My eldest started school last week. He is now a big kindergartener! He was very excited about going to his new school. I was anxious about how well he would do the first couple of weeks. My dear sweet Ian, in the heat of the moment, does not handle change very well. In fact, he needs a little extra help in some of the social and emotional areas of his life. I'd been praying very hard the few weeks before school that he would handle it well enough. I didn't ask for a miracle. Things didn't need to go perfectly. I just wanted him to be able to cope with a brand new school, brand new teachers, brand new classmates, and a brand new schedule. And I knew that was asking a lot!

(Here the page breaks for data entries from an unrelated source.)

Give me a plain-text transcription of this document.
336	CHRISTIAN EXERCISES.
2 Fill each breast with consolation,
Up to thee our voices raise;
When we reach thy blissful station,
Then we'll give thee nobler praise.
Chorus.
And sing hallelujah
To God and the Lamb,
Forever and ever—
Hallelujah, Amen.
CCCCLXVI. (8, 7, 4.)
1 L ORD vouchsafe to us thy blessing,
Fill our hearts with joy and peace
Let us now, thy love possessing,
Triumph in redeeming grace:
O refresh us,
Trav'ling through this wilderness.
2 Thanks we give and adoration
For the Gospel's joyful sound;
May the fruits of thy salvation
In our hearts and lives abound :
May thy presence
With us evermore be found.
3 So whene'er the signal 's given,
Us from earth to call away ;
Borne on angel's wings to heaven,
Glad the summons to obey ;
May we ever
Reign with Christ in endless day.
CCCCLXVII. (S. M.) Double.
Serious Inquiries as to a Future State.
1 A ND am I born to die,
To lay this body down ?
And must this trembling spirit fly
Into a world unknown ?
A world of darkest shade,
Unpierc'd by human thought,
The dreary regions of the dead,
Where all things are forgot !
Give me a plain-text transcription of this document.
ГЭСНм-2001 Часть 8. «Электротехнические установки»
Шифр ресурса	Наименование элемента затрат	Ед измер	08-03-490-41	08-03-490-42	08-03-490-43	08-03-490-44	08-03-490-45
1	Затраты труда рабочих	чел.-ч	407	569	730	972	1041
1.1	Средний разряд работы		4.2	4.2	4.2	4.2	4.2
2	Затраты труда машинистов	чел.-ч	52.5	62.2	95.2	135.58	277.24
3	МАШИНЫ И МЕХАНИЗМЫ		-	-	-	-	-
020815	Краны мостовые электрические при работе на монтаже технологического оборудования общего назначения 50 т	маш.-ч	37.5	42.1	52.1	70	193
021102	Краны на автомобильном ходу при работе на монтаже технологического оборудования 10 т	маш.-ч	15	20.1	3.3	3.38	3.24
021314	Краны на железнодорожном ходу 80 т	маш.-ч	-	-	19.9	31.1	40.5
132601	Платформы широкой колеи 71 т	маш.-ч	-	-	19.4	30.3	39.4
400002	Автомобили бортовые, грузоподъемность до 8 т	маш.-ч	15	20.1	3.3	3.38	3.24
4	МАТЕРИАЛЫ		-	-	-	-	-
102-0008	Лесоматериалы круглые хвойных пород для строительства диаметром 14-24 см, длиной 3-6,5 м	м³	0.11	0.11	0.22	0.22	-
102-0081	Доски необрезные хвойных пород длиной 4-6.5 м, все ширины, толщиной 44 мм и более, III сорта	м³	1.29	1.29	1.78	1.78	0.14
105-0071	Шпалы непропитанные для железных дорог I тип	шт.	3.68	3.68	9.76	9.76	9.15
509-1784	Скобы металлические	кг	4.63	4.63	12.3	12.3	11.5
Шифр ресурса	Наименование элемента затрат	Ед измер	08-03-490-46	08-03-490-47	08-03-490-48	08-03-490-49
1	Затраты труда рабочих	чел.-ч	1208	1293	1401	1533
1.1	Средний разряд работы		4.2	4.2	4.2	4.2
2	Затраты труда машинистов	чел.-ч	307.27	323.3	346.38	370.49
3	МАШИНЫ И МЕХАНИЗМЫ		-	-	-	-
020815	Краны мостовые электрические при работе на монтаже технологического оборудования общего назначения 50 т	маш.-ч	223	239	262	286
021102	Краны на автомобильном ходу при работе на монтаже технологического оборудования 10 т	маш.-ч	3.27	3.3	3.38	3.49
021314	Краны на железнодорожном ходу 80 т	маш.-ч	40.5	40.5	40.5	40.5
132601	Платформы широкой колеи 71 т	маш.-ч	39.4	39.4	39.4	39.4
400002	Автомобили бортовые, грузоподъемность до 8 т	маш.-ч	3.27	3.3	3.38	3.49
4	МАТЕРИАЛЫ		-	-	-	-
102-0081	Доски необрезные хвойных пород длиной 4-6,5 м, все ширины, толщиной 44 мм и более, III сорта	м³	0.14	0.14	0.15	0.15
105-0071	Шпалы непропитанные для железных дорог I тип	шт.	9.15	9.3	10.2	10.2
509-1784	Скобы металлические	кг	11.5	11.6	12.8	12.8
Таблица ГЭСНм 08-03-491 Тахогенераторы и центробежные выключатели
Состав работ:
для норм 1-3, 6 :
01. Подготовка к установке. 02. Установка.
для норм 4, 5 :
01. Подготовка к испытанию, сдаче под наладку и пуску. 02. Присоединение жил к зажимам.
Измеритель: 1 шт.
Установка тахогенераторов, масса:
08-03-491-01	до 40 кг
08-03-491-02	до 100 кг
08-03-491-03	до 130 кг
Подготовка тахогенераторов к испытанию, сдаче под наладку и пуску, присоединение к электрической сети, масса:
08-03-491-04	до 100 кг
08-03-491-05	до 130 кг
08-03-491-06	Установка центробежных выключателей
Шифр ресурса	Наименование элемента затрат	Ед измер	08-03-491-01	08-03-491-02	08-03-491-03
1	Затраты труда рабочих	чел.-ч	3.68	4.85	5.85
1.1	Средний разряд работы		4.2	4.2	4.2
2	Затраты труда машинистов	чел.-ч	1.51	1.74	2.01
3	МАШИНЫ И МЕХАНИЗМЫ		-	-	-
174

He awoke a little after 6am the first morning. He was so excited! He was ready to get going. Mommy, however, was neither excited nor ready to get going. Not at 6am! Not when we didn't have to leave until 8:15! The morning was very uneventful. He ate the breakfast of his choice. Willingly put on the clothes of my choice. And happily posed for a few pictures.
The ride to school was very chatty. His excitement was giving me hope that everything was going to be okay. Then we pulled up in the parking lot.
There were kids everywhere! Obviously. It's an elementary school. Ian immediately deflated. He barely spoke a word when walking to find where he would line up. He sat down in line, his eyes wide with uncertainty. He managed a little smile for my camera phone, but I could tell he was afraid. I hugged him, kissed him, gave him a pep talk, and waved goodbye as his class filed into the building. I feared this was not going to be a good day.
A few hours later I returned to pick him up. When he spotted me he ran straight for me with a huge smile and arms wide open ready for a hug. His first words were, "I was really good today!" Thank you, Jesus! He went on to tell me he didn't cry not even once and he never got in trouble. On the way to the car he was telling me all of the places they visited around the school: the library, the cafeteria, the spanish room, etc... My heart was about to explode. I felt like I couldn't have asked for a better day. Then he pulled a picture out of his back pack. I gasped and slapped my hand over my mouth. I was about to receive the over the top icing on the cake that had been what I thought was a good enough day! "Look what I colored, Mom." I replied in a high, squeaky voice, barely audible to the human ear, "Ian! Did you color that?" As if I were an idiot, he said, "Um. Yes."
I could not believe my eyes. My baby had colored a picture. Although not completely finished, he'd stayed in the lines, and he'd used the appropriate colors. He had never, ever done that before. Ian hates coloring. He comes home from Sunday school almost every time with a blank color page. The few times he had colored it was with one color scribbled over the entire page. Obviously, just to appease us and say he'd colored. I immediately called Brian. I held my composure long enough to share what all he told me and that he'd had a good day. Then I lost it. I squeaked out, "And he colored a picture!" Sobs followed. "Are you okay, Sweetheart? It's good that he colored a picture, but why are you crying?" He was giggling at me. Understandably. He shares an office with another guy and I'm sure the image of his wife sobbing over a color page was a tad humorous to anyone on the other side of the phone. "Brian, you don't understand. He colored it! Like he really colored it! In the lines and everything!" Now he was getting it. "Did he use different colors?," he asked in a slightly disbelieving voice. "He did! The teddy bear is brown and the sun is yellow!" More sobs. He laughed and told me to make sure I told Ian how proud he was. We said goodbye and I immediately called my mother. I had less composure for the beginning of this conversation. I squeaked out most of it and kept repeating myself because my mother doesn't have canine capacity hearing. Then the sobbing and snorting started again. At this point I'm beginning to realize how ridiculous I must sound and how I may be overreacting. Just a tad. Thankfully my mother understands and she was very excited for me. A bit scared for me but mostly excited.
We celebrated Ian's fantastic, unbelievably wonderful first day with ice cream at Menchie's. I think I cried two more times that day when reflecting on how well it went. Above and beyond all expectations. I can only believe my Savior had a hand in this. He loves Ian more than I can ever hope to, so it's not surprising that he could give him such a great first day!
I have to admit.... The next morning I asked his teacher if he had actually colored the picture by himself. I hate to say it, but I wondered if he'd had help. That's how unbelievable it was! She assured me he'd done it himself. Phew! I'd have been sobbing all over again for a different reason if she'd stated the opposite. Shame on me for doubting him!